Robert researched the phenomenon for me, surprised that
after all these years I didn’t know what dreys were. Canada always holds new
surprises for me (that the government sends you reminders to do screening tests
for cancer; that the corn tortillas have wheat in them). Dreys hold together
because the squirrels start with green twigs, leaves attached, and weave
everything into these to make a tight shell, leaving the top open in the summer
for ventilation. Juvenile squirrels play at house-making, building little
floppy nests that fall apart, their play-houses, tree-houses. Squirrels leave
their nests when they get over-run with bugs—lice or flees. Their nests look so
precarious, out there on a limb, to discourage predators, but I saw a raccoon
hanging by its hands from a telephone wire once, so I know they would try.
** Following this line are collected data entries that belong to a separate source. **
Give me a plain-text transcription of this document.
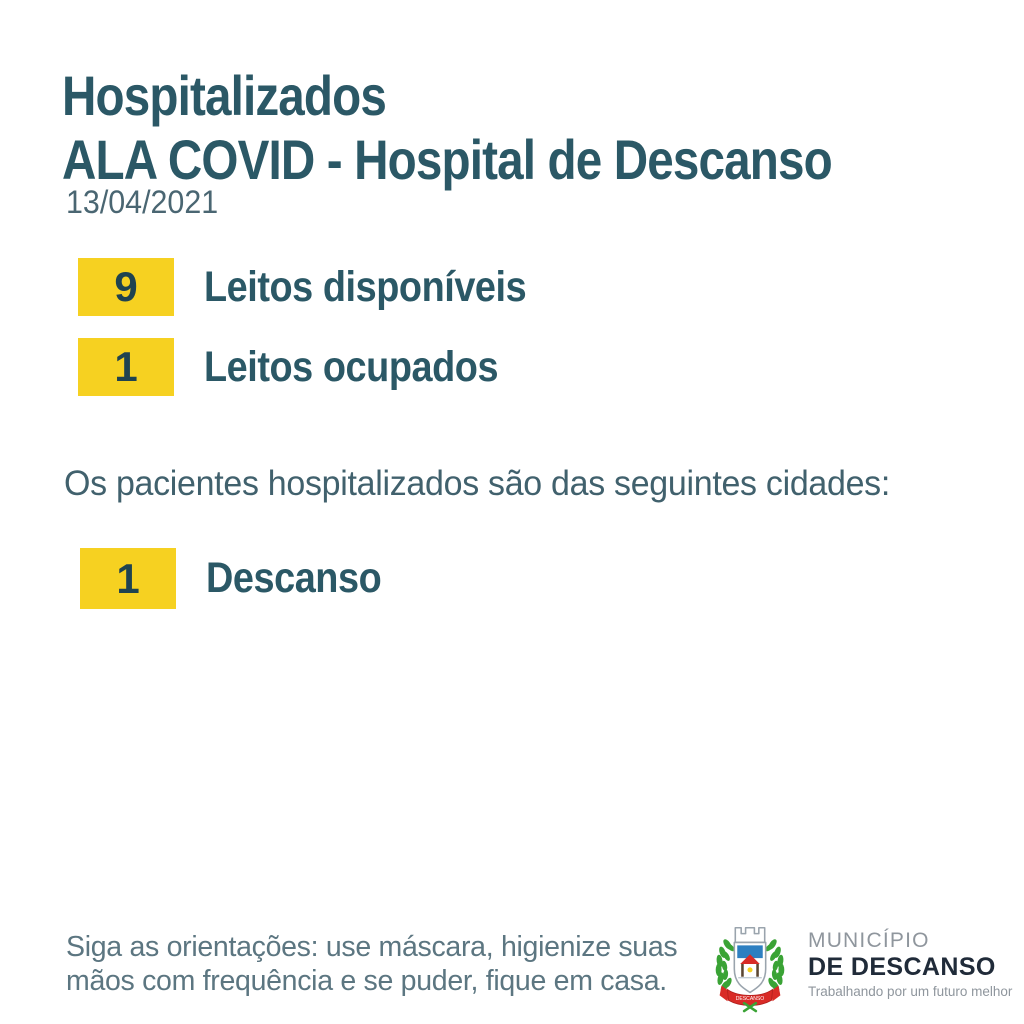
Hospitalizados
ALA COVID - Hospital de Descanso
13/04/2021
9	Leitos disponíveis
1	Leitos ocupados
Os pacientes hospitalizados são das seguintes cidades:
1	Descanso
Siga as orientações: use máscara, higienize suas mãos com frequência e se puder, fique em casa.
DESCANSO
MUNICÍPIO
DE DESCANSO
Trabalhando por um futuro melhor
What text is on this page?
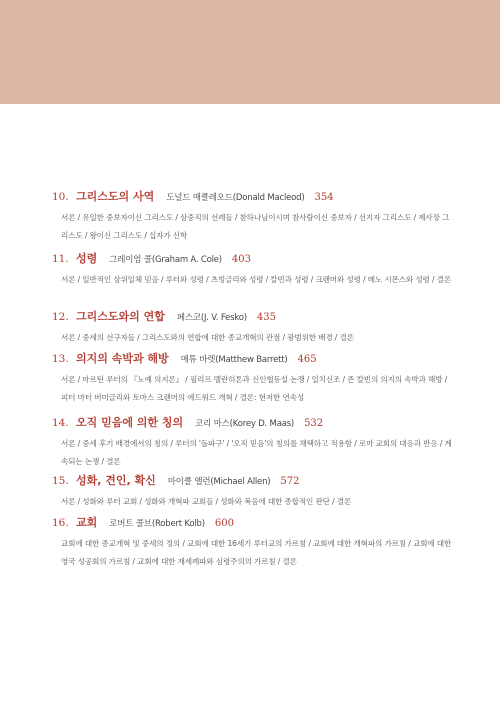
10. 그리스도의 사역 도널드 매클레오드(Donald Macleod) 354
서론 / 유일한 중보자이신 그리스도 / 삼중직의 선례들 / 참하나님이시며 참사람이신 중보자 / 선지자 그리스도 / 제사장 그리스도 / 왕이신 그리스도 / 십자가 신학
11. 성령 그레이엄 콜(Graham A. Cole) 403
서론 / 일반적인 삼위일체 믿음 / 루터와 성령 / 츠빙글리와 성령 / 칼빈과 성령 / 크랜머와 성령 / 메노 시몬스와 성령 / 결론
12. 그리스도와의 연합 페스코(J. V. Fesko) 435
서론 / 중세의 선구자들 / 그리스도와의 연합에 대한 종교개혁의 관점 / 광범위한 배경 / 결론
13. 의지의 속박과 해방 매튜 바렛(Matthew Barrett) 465
서론 / 마르틴 루터의 『노예 의지론』 / 필리프 멜란히톤과 신인협동설 논쟁 / 일치신조 / 존 칼빈의 의지의 속박과 해방 / 피터 마터 버미글리와 토마스 크랜머의 에드워드 개혁 / 결론: 현저한 연속성
14. 오직 믿음에 의한 칭의 코리 마스(Korey D. Maas) 532
서론 / 중세 후기 배경에서의 칭의 / 루터의 '돌파구' / '오직 믿음'의 칭의를 채택하고 적용함 / 로마 교회의 대응과 반응 / 계속되는 논쟁 / 결론
15. 성화, 견인, 확신 마이클 앨런(Michael Allen) 572
서론 / 성화와 루터 교회 / 성화와 개혁파 교회들 / 성화와 복음에 대한 종합적인 판단 / 결론
16. 교회 로버트 콜브(Robert Kolb) 600
교회에 대한 종교개혁 및 중세의 정의 / 교회에 대한 16세기 루터교의 가르침 / 교회에 대한 개혁파의 가르침 / 교회에 대한 영국 성공회의 가르침 / 교회에 대한 재세례파와 심령주의의 가르침 / 결론
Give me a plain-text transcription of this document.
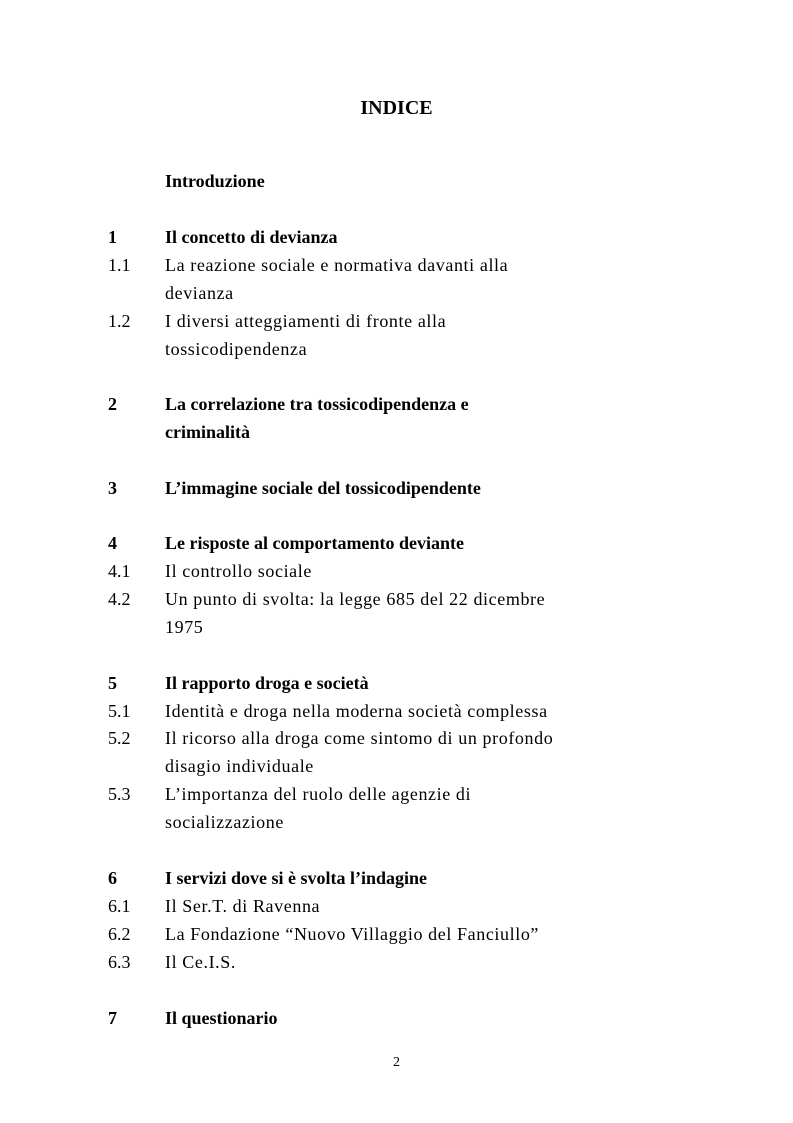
INDICE
Introduzione
1	Il concetto di devianza
1.1 La reazione sociale e normativa davanti alla
devianza
1.2 I diversi atteggiamenti di fronte alla
tossicodipendenza
2	La correlazione tra tossicodipendenza e
criminalità
3	L’immagine sociale del tossicodipendente
4	Le risposte al comportamento deviante
4.1 Il controllo sociale
4.2 Un punto di svolta: la legge 685 del 22 dicembre
1975
5	Il rapporto droga e società
5.1 Identità e droga nella moderna società complessa
5.2 Il ricorso alla droga come sintomo di un profondo
disagio individuale
5.3 L’importanza del ruolo delle agenzie di
socializzazione
6	I servizi dove si è svolta l’indagine
6.1 Il Ser.T. di Ravenna
6.2 La Fondazione “Nuovo Villaggio del Fanciullo”
6.3 Il Ce.I.S.
7	Il questionario
2
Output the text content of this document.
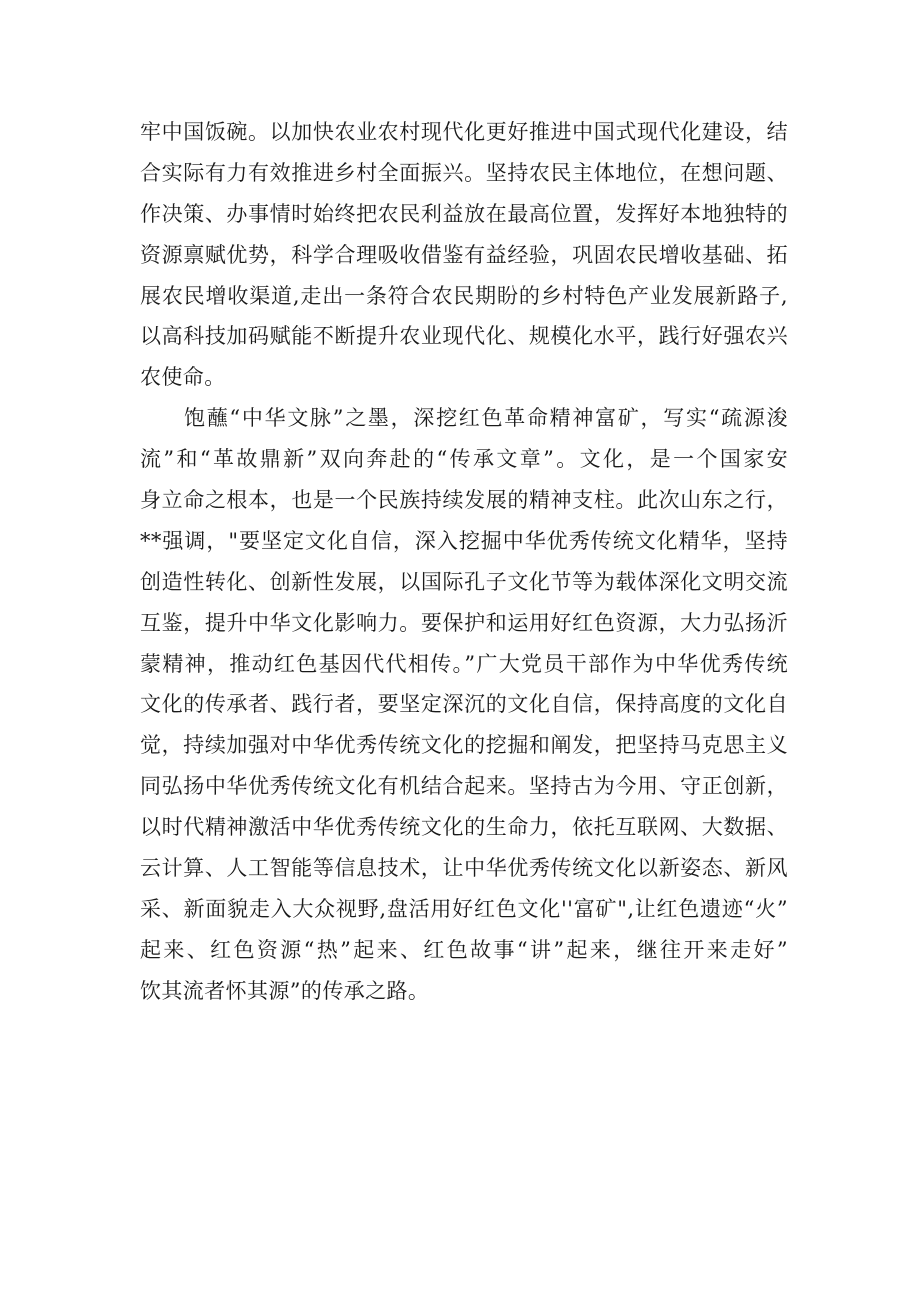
牢中国饭碗。以加快农业农村现代化更好推进中国式现代化建设，结
合实际有力有效推进乡村全面振兴。坚持农民主体地位，在想问题、
作决策、办事情时始终把农民利益放在最高位置，发挥好本地独特的
资源禀赋优势，科学合理吸收借鉴有益经验，巩固农民增收基础、拓
展农民增收渠道,走出一条符合农民期盼的乡村特色产业发展新路子,
以高科技加码赋能不断提升农业现代化、规模化水平，践行好强农兴
农使命。
饱蘸“中华文脉”之墨，深挖红色革命精神富矿，写实“疏源浚
流”和“革故鼎新”双向奔赴的“传承文章”。文化，是一个国家安
身立命之根本，也是一个民族持续发展的精神支柱。此次山东之行，
**强调，"要坚定文化自信，深入挖掘中华优秀传统文化精华，坚持
创造性转化、创新性发展，以国际孔子文化节等为载体深化文明交流
互鉴，提升中华文化影响力。要保护和运用好红色资源，大力弘扬沂
蒙精神，推动红色基因代代相传。”广大党员干部作为中华优秀传统
文化的传承者、践行者，要坚定深沉的文化自信，保持高度的文化自
觉，持续加强对中华优秀传统文化的挖掘和阐发，把坚持马克思主义
同弘扬中华优秀传统文化有机结合起来。坚持古为今用、守正创新，
以时代精神激活中华优秀传统文化的生命力，依托互联网、大数据、
云计算、人工智能等信息技术，让中华优秀传统文化以新姿态、新风
采、新面貌走入大众视野,盘活用好红色文化''富矿",让红色遗迹“火”
起来、红色资源“热”起来、红色故事“讲”起来，继往开来走好”
饮其流者怀其源”的传承之路。
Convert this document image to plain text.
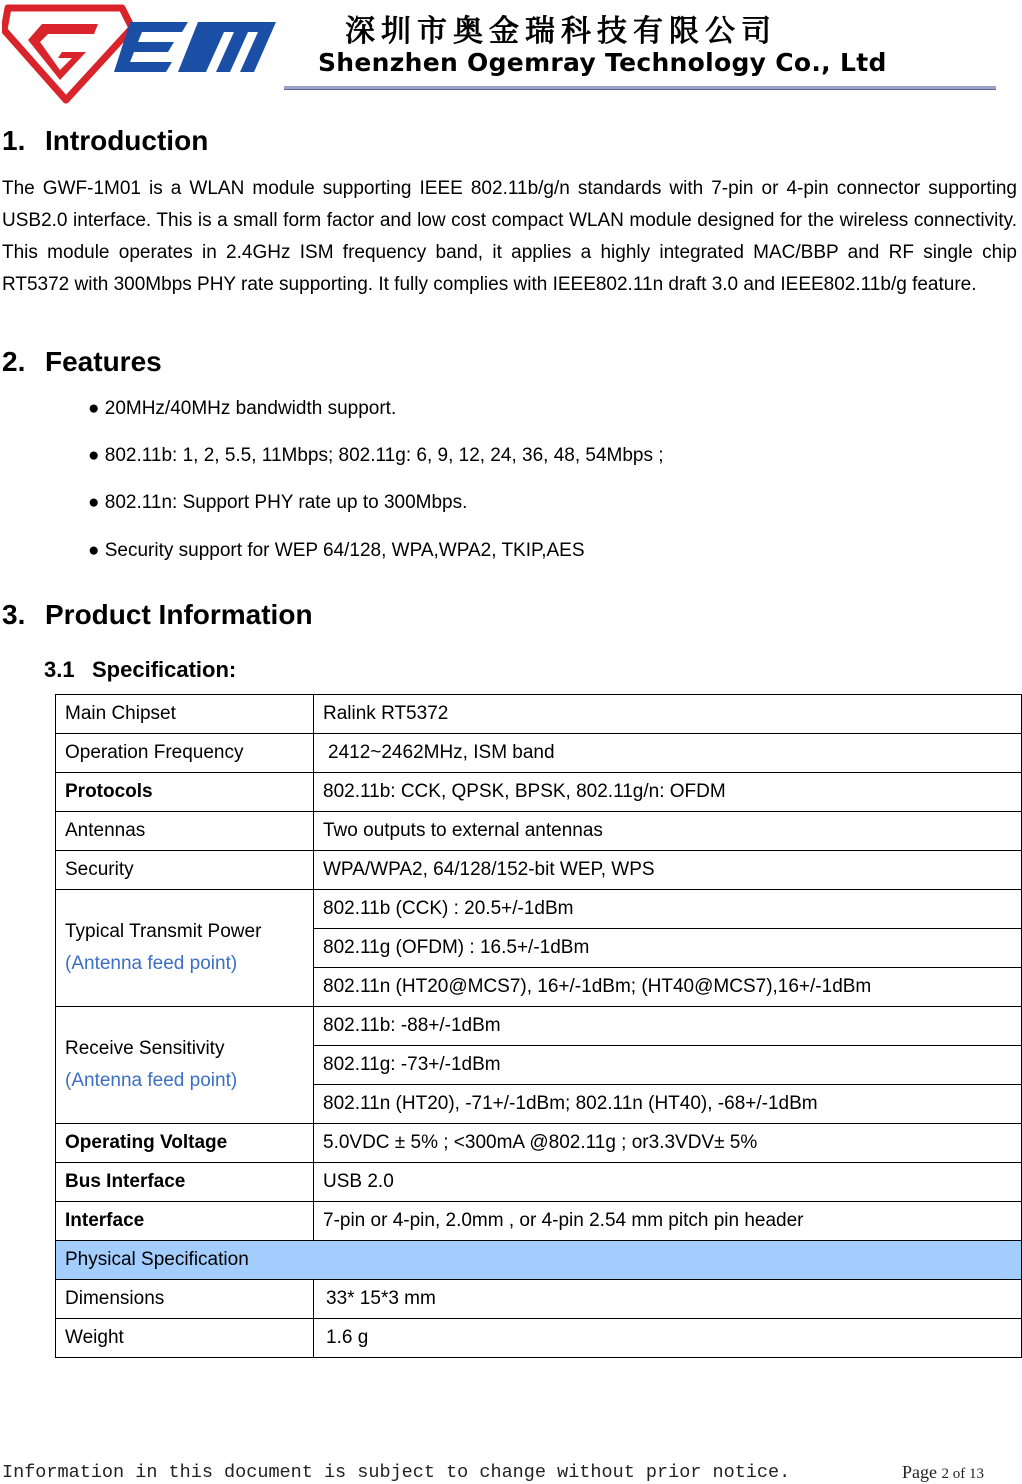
深圳市奥金瑞科技有限公司
Shenzhen Ogemray Technology Co., Ltd
1. Introduction
The GWF-1M01 is a WLAN module supporting IEEE 802.11b/g/n standards with 7-pin or 4-pin connector supporting USB2.0 interface. This is a small form factor and low cost compact WLAN module designed for the wireless connectivity. This module operates in 2.4GHz ISM frequency band, it applies a highly integrated MAC/BBP and RF single chip RT5372 with 300Mbps PHY rate supporting. It fully complies with IEEE802.11n draft 3.0 and IEEE802.11b/g feature.
2. Features
● 20MHz/40MHz bandwidth support.
● 802.11b: 1, 2, 5.5, 11Mbps; 802.11g: 6, 9, 12, 24, 36, 48, 54Mbps ;
● 802.11n: Support PHY rate up to 300Mbps.
● Security support for WEP 64/128, WPA,WPA2, TKIP,AES
3. Product Information
3.1 Specification:
Main Chipset	Ralink RT5372
Operation Frequency	2412~2462MHz, ISM band
Protocols	802.11b: CCK, QPSK, BPSK, 802.11g/n: OFDM
Antennas	Two outputs to external antennas
Security	WPA/WPA2, 64/128/152-bit WEP, WPS

Typical Transmit Power
(Antenna feed point)	802.11b (CCK) : 20.5+/-1dBm
	802.11g (OFDM) : 16.5+/-1dBm
	802.11n (HT20@MCS7), 16+/-1dBm; (HT40@MCS7),16+/-1dBm

Receive Sensitivity
(Antenna feed point)	802.11b: -88+/-1dBm
	802.11g: -73+/-1dBm
	802.11n (HT20), -71+/-1dBm; 802.11n (HT40), -68+/-1dBm
Operating Voltage	5.0VDC ± 5% ; <300mA @802.11g ; or3.3VDV± 5%
Bus Interface	USB 2.0
Interface	7-pin or 4-pin, 2.0mm , or 4-pin 2.54 mm pitch pin header
Physical Specification	
Dimensions	33* 15*3 mm
Weight	1.6 g
Information in this document is subject to change without prior notice.	Page 2 of 13
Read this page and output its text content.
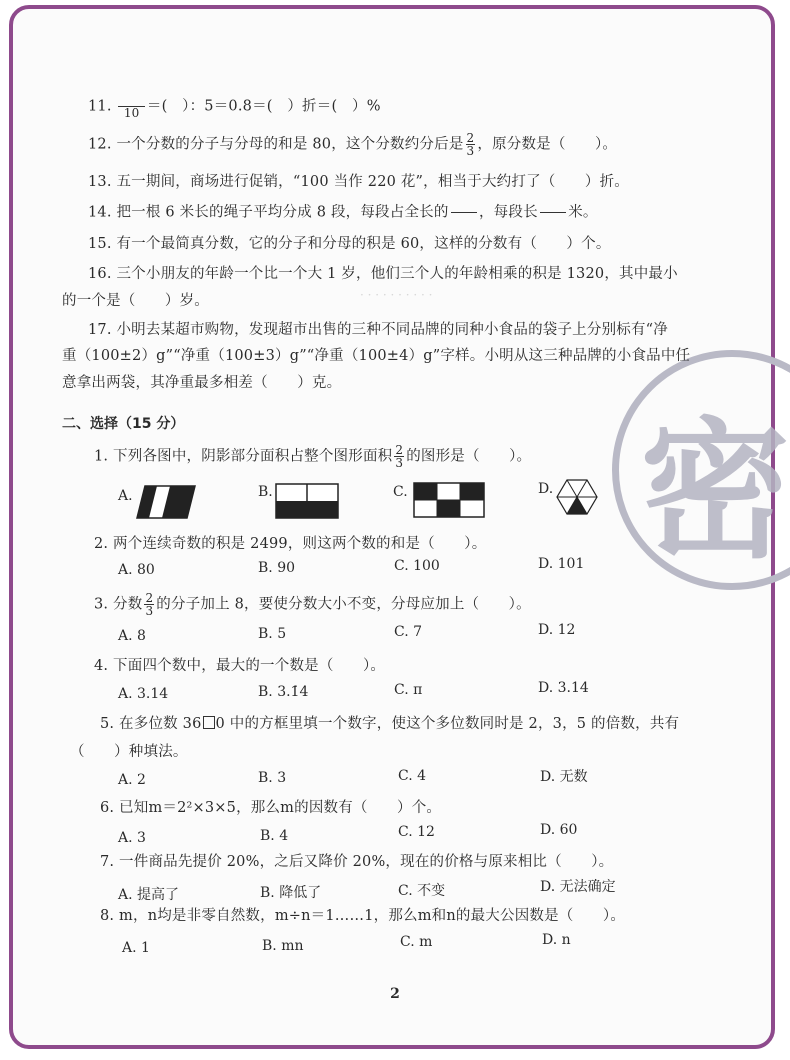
· · · · · · · · · ·
密
11.
  	10 ＝(  ）：5＝0.8＝(  ）折＝(  ）%
12. 一个分数的分子与分母的和是 80，这个分数约分后是 $\frac{2}{3}$ ，原分数是（　　）。
13. 五一期间，商场进行促销，“100 当作 220 花”，相当于大约打了（　　）折。
14. 把一根 6 米长的绳子平均分成 8 段，每段占全长的

  ，每段长

  米。
15. 有一个最简真分数，它的分子和分母的积是 60，这样的分数有（　　）个。
16. 三个小朋友的年龄一个比一个大 1 岁，他们三个人的年龄相乘的积是 1320，其中最小
的一个是（　　）岁。
17. 小明去某超市购物，发现超市出售的三种不同品牌的同种小食品的袋子上分别标有“净
重（100±2）g”“净重（100±3）g”“净重（100±4）g”字样。小明从这三种品牌的小食品中任
意拿出两袋，其净重最多相差（　　）克。
二、选择（15 分）
1. 下列各图中，阴影部分面积占整个图形面积 $\frac{2}{3}$ 的图形是（　　）。
A.	B.	C.	D.
2. 两个连续奇数的积是 2499，则这两个数的和是（　　）。
A. 80	B. 90	C. 100	D. 101
3. 分数 $\frac{2}{3}$ 的分子加上 8，要使分数大小不变，分母应加上（　　）。
A. 8	B. 5	C. 7	D. 12
4. 下面四个数中，最大的一个数是（　　）。
A. 3.14̇	B. 3.1̇4̇	C. π	D. 3.14
5. 在多位数 36 0 中的方框里填一个数字，使这个多位数同时是 2，3，5 的倍数，共有
（　　）种填法。
A. 2	B. 3	C. 4	D. 无数
6. 已知m＝2²×3×5，那么m的因数有（　　）个。
A. 3	B. 4	C. 12	D. 60
7. 一件商品先提价 20%，之后又降价 20%，现在的价格与原来相比（　　）。
A. 提高了	B. 降低了	C. 不变	D. 无法确定
8. m，n均是非零自然数，m÷n＝1……1，那么m和n的最大公因数是（　　）。
A. 1	B. mn	C. m	D. n
2
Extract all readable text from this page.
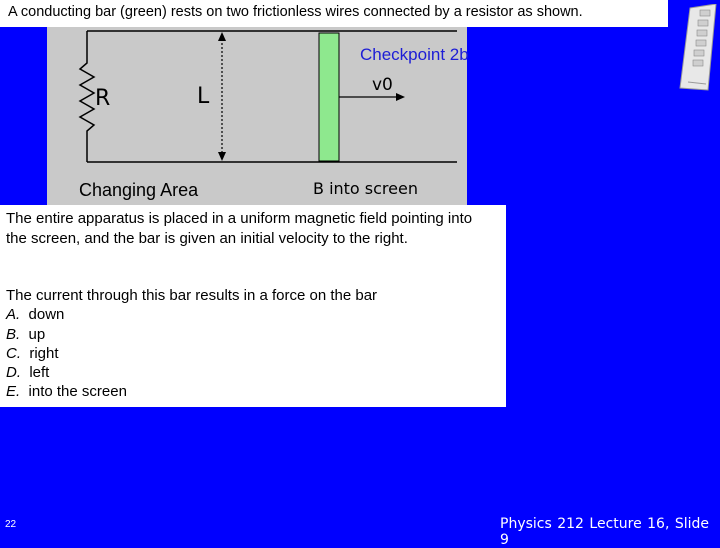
A conducting bar (green) rests on two frictionless wires connected by a resistor as shown.
R	L	v0
Checkpoint 2b
Changing Area	B into screen
The entire apparatus is placed in a uniform magnetic field pointing into the screen, and the bar is given an initial velocity to the right.
The current through this bar results in a force on the bar
A. down
B. up
C. right
D. left
E. into the screen
22	Physics 212 Lecture 16, Slide 9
Maybe the limb shaking warns the little guys in time, a vibration alarm.
As a teacher I’m fascinated with how God engineers learning
right into our instincts. We learn. We grow. We develop. This has to be one
aspect in which we reflect God. I think of kittens pouncing on strings, and
puppies sniffing out toys, and birds pushing their babies out of nests, and
squirrels building play-houses. We practice until we are perfect. That is what
this life is about. We are God’s juvenile squirrels building things that fall
apart in this life. Sometimes they fall right out of the tree, leaving us
exposed to the elements and the creeping raccoons. We feel the vibrations under
feet as the limb shakes. But He who began a good work in you will continue
until it is finished. “It is finished.”
God loves babies. Jesus began ministry as a baby. He spent
more years being God as a child, learning Scripture and carpentry, than being
God as a man, doing miracles and telling stories. He spent more time learning
to saw boards and to plane them smooth and straight, just as His father taught
him, breathing in the pine smell, listening to the rhythmic scruff of the
plane, than He did training His
disciples. We so often think of him as the Teacher that we forget how long he
spent as the Student.
I have gone so far as to wonder what this quality of God
looks like in heaven. Is teaching finished there? Is learning? I have sent an
application ahead to heaven for one learning job and one teaching job. I want
to learn to be a dancer. I want to dance for God there because there is no
chance for that here. Nope. But I also want to be a teacher in heaven. You know
all those babies aborted, those sons and daughters miscarried, who never saw a
drey perched in the sky in the arms of a tree? I want to teach those kids about
God’s wonders—the earth and sky, and squirrels, and kittens, and books and
dancing and history, and me. What God did for me. I want to be a teacher for
God. I practice a lot now, getting ready, creating my floppy play-houses in the
sky, but the day is coming when I’ll get my dream job. Both of them.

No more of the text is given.